Feierlich und schmackhaft morden

Vor einem Monat stellten wir euch mit Wichtel, Wunder, Weihnachtsmord eine Anthologie mit weihnachtlichen Krimis vor, die wir so ganz okay, aber doch durchwachsen fanden. Einige Storys fanden wir klasse, einige mäßig, wenige ganz schlecht. Letztlich ist es mit Buch-Anthologien wohl so wie mit Alben-Compilations: Es kann nicht immer alles gefallen. Aber beinahe alles. So jedenfalls verhält es sich mit der im Heyne Verlag erschienenen Krimi-Nummer Tatort Weihnachten – Weihnachtskrimis mit Rezepten.

Familiär

Auf 350 Seiten dürfen sich hier zwölf Autor*innen austoben und warten mit inhaltlich sehr unterschiedlichen, qualitativ jedoch nahezu gleichwertig hochwertigen Kurzkrimis auf, die nicht selten eine mal feine, mal bittere Pointe mit sich bringen. Quasi eine Moral von der Geschicht, Mord lohnt sich nicht?! Schaun wa mal.

Jedem Krimi von jeweils um die 25 Seiten schließt sich ein Rezept an, das gern zur Geschichte (in denen auch nicht selten Essen eine Rolle spielt) und der Region passt. Denn auch wenn wir mit Gisa Paulys sehr schmissigem Krimi „Heilige Familie“ um ein Gemälde auf Sylt beginnen, geht es direkt im Anschluss in einer sehr tragischen sowie doppelbödigen Geschichte von Fynn Jacob um einen Unfall, den Verlust einer Familie und Gerechtigkeit nach Amsterdam. Wer sich danach beruhigen mag, sollte die sehr leckeren Kruidnoten backen – eine beinahe meditative Übung.

Hintertrieben

Um (Wahl-)Familie geht es auch in Susanne Mischkes „Blackout Christmas“, dem ein Rezept für Hundekekse folgt. Sehr familiär auch im Chiemgau in Horst Eckerts „Schnee in Übersee“, dessen Kurzgeschichte Lust auf einen Roman mit den Figuren macht, derweil mensch bei Skrei Weiß-Grün-Gelb (auf Erbsenpüree mit Safransauce) das Wasser im Mund zusammenläuft. Sehr schmackhaft dürfte auch der griechische Galopoula – Gefüllter Truthahn sein. Das Rezept beschließt Sabine Thieslers Story „Griechischer Wein“ auf dem Peloponnes um eine gehörnte Ehefrau.

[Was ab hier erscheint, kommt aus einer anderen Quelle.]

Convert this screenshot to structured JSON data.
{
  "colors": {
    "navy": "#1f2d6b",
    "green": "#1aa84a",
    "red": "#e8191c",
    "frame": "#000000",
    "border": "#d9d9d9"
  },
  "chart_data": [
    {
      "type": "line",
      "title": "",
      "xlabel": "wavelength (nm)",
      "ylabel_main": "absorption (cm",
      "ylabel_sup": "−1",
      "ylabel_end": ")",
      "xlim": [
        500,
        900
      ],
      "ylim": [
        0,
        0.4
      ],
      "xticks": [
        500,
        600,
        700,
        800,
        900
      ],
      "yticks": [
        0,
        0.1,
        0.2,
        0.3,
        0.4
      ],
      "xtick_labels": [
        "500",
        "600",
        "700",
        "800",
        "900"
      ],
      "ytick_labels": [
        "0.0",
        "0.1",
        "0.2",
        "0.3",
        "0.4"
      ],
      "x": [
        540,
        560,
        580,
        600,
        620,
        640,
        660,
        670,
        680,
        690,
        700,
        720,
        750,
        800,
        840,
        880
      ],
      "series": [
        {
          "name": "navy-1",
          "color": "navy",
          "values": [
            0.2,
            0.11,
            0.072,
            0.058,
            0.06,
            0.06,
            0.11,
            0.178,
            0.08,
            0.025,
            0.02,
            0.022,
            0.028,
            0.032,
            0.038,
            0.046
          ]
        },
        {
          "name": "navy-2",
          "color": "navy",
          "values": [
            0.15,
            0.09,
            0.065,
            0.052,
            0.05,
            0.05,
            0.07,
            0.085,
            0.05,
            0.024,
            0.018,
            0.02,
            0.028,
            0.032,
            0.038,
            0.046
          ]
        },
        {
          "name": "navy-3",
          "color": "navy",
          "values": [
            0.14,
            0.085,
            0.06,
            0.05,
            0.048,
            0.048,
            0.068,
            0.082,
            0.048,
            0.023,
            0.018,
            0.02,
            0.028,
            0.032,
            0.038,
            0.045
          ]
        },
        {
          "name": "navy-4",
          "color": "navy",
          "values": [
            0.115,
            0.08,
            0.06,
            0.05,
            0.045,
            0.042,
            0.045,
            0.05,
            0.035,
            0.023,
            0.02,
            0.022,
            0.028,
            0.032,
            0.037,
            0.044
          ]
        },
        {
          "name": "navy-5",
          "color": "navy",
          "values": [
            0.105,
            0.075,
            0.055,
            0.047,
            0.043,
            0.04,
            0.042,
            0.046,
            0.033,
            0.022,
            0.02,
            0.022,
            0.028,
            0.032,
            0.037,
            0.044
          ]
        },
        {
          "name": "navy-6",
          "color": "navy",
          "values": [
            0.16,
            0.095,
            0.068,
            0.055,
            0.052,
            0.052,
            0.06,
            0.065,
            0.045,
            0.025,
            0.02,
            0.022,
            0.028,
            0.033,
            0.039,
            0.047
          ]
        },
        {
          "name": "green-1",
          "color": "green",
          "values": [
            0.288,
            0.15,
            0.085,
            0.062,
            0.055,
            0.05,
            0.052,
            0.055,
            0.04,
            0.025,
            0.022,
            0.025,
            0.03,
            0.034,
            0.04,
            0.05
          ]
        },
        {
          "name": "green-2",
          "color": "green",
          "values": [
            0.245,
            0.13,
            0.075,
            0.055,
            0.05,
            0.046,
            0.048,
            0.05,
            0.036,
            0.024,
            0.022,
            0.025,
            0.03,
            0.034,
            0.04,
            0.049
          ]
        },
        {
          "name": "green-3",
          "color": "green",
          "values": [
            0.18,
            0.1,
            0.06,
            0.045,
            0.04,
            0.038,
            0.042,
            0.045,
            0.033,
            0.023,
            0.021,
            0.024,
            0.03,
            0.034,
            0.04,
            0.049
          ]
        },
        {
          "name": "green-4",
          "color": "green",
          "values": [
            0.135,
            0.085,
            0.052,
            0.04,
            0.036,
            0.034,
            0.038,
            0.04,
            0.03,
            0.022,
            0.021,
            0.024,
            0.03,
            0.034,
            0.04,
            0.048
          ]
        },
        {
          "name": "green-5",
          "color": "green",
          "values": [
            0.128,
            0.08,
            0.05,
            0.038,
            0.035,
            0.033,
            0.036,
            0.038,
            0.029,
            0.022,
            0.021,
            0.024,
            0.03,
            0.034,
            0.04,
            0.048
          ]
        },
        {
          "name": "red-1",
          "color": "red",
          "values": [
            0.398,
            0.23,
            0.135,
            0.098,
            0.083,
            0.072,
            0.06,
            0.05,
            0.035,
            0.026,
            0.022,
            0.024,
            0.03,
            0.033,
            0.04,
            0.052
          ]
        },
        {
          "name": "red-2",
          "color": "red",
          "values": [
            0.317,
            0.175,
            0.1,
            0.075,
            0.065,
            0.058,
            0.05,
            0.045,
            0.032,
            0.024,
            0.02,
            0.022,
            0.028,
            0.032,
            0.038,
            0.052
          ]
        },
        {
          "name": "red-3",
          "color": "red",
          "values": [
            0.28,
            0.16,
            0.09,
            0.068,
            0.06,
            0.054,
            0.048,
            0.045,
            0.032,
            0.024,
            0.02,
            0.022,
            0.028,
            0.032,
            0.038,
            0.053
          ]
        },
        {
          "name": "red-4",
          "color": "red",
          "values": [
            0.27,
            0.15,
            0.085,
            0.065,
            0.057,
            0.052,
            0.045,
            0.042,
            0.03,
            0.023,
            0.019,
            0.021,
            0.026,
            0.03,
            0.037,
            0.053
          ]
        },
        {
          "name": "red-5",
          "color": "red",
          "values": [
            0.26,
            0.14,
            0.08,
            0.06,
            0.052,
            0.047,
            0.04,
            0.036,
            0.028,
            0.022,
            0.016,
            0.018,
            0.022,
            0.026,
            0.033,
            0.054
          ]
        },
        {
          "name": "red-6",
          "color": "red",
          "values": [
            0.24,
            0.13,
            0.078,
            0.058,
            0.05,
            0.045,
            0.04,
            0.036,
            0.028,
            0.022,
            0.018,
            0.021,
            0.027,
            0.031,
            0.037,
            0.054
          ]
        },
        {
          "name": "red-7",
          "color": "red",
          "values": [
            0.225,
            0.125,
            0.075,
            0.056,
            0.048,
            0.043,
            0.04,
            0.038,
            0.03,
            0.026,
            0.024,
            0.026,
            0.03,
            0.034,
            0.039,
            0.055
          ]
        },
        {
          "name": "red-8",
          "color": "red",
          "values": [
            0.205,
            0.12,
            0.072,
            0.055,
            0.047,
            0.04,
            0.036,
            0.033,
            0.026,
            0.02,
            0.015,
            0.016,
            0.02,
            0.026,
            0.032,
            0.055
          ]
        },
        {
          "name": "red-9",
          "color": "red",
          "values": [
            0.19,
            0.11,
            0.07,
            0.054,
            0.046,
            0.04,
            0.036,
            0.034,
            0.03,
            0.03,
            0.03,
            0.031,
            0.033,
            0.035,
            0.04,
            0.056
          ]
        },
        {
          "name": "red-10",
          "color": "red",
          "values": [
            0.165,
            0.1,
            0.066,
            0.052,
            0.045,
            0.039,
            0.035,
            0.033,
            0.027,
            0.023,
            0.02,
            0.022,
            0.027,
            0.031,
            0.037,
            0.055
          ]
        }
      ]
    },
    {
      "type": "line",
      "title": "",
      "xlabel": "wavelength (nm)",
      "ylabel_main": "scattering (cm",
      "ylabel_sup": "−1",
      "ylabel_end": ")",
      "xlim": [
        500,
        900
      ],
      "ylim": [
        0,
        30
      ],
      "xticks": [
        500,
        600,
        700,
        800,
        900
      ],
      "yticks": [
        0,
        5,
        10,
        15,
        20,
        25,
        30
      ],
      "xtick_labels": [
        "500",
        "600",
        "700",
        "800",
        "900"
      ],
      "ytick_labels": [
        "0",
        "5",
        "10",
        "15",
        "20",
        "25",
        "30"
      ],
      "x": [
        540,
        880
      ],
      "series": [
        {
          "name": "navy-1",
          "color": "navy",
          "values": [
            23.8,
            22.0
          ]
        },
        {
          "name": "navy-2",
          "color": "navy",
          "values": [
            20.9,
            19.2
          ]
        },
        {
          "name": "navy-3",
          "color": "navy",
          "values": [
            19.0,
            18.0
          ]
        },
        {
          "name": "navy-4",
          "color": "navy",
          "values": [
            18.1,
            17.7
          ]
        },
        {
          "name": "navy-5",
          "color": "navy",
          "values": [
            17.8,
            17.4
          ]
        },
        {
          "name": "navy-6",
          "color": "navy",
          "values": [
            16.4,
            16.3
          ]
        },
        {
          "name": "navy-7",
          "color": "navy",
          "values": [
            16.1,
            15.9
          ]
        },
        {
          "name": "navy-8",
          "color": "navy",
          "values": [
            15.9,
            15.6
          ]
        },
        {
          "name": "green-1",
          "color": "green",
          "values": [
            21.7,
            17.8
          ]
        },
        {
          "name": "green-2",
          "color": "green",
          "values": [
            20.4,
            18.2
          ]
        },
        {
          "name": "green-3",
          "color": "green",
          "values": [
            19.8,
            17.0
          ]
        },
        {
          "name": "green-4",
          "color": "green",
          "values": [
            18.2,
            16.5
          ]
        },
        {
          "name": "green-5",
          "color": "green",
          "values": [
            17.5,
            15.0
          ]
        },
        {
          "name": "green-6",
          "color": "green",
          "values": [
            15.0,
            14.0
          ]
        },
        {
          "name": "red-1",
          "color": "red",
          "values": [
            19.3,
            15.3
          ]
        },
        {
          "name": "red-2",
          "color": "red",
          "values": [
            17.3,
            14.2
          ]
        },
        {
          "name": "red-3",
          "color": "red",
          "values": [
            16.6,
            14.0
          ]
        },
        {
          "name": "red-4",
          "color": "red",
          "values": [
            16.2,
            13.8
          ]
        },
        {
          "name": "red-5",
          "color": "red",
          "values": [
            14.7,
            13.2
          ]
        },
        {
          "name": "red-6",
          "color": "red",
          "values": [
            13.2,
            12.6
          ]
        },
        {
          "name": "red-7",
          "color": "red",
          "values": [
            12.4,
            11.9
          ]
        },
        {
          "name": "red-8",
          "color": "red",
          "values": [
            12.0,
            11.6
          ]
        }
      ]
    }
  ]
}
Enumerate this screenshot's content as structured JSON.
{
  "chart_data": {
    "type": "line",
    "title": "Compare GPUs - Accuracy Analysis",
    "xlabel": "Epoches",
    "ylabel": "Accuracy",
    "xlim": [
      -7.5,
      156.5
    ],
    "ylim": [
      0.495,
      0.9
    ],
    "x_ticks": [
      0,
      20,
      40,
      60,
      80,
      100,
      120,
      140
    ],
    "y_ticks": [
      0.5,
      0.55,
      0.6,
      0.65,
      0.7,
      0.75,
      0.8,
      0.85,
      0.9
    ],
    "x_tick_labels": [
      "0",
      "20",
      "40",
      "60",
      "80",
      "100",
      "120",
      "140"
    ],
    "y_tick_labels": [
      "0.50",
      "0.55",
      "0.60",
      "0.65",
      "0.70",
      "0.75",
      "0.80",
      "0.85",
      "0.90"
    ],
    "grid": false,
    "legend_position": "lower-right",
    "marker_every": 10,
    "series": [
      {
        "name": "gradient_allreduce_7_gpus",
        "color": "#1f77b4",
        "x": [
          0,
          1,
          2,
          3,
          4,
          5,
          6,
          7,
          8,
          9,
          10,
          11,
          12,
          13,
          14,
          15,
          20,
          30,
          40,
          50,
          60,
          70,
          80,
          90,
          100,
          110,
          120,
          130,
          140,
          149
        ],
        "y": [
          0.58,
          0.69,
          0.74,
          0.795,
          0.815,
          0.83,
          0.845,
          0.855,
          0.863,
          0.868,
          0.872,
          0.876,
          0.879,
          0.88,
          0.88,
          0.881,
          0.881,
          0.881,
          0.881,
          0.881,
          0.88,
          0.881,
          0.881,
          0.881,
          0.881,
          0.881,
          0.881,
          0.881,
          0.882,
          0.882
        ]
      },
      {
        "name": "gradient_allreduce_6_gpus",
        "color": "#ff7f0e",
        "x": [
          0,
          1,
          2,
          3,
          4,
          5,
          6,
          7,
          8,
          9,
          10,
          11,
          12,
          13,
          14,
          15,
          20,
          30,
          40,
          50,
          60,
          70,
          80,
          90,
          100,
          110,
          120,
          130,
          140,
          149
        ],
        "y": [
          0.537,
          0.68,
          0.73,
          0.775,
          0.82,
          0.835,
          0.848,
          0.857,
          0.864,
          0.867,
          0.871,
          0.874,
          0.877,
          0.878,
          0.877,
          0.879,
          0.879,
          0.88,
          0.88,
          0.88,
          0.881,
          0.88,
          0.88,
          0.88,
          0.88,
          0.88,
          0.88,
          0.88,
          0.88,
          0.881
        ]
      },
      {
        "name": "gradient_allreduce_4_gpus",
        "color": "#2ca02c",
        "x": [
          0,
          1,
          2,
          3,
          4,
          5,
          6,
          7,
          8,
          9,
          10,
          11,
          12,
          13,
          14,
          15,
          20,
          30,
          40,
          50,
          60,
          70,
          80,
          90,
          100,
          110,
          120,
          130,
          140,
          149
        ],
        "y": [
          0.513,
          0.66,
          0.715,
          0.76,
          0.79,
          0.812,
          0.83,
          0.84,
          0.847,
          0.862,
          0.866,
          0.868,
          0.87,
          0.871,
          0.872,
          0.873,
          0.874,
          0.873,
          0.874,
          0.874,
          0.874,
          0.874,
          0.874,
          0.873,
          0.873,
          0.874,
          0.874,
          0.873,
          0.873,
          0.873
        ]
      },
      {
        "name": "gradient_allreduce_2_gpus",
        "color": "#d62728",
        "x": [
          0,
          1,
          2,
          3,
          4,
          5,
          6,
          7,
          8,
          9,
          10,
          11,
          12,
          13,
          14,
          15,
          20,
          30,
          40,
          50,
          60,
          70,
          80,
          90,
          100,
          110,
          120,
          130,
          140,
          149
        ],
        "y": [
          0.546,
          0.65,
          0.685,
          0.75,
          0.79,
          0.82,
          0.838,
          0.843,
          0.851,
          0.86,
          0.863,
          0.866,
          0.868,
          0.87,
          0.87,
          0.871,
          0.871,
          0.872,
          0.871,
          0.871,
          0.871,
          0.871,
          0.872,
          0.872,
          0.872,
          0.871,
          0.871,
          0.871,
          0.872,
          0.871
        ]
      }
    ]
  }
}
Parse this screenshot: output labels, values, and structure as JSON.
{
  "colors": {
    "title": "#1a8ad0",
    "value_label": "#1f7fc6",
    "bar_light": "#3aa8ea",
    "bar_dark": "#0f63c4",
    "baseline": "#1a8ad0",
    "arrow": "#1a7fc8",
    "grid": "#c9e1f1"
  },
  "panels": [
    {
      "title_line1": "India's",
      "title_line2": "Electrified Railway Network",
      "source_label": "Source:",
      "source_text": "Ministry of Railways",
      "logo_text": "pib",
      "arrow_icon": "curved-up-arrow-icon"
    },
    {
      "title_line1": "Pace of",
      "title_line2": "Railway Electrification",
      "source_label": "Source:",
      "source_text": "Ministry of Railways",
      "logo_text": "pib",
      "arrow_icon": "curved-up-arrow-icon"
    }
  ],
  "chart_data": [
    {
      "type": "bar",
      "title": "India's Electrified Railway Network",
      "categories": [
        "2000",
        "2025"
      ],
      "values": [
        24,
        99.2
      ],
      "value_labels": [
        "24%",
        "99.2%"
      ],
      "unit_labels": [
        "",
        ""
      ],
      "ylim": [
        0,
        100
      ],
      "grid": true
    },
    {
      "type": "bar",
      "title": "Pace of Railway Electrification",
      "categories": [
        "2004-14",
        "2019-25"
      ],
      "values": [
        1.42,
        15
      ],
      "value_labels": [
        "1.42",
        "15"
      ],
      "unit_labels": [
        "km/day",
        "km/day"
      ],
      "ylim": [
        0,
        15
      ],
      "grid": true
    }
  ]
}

Ein in mehrerlei gehörnter beziehungsweise hintergangener Mann namens Peter Maurer findet sich in Petra Ivanovs „Die Fäden ziehen“ plötzlich auf der psychiatrischen Abteilung eines Zürcher Krankenhauses wieder. Für ihn unerwartet, schafft es von dort aus jedoch zurück ins Leben zu finden. Wenn auch auf recht spezielle Art und Weise. Die Geschichte lässt sich auch gut während eines Käsefondues Moitié-Moitié mit Greyerzer, Vacherin und gutem, trockenem Weißwein vortragen.

Moralisch

Lecker Backwerk wie Husarenkraperl und Schönbacher Weihnachtswuchteln gibt es nach Besuchen in Beate Maxians Salzburg (wunderbar garstig: „Leise rieselt der Tod“) respektive Jan Becks Tirol, dessen Geschichte um Dorfgeheimnisse, lose Zungen und einen überambitionierten Pfarrer so heißt wie das Rezept. Oder umgekehrt.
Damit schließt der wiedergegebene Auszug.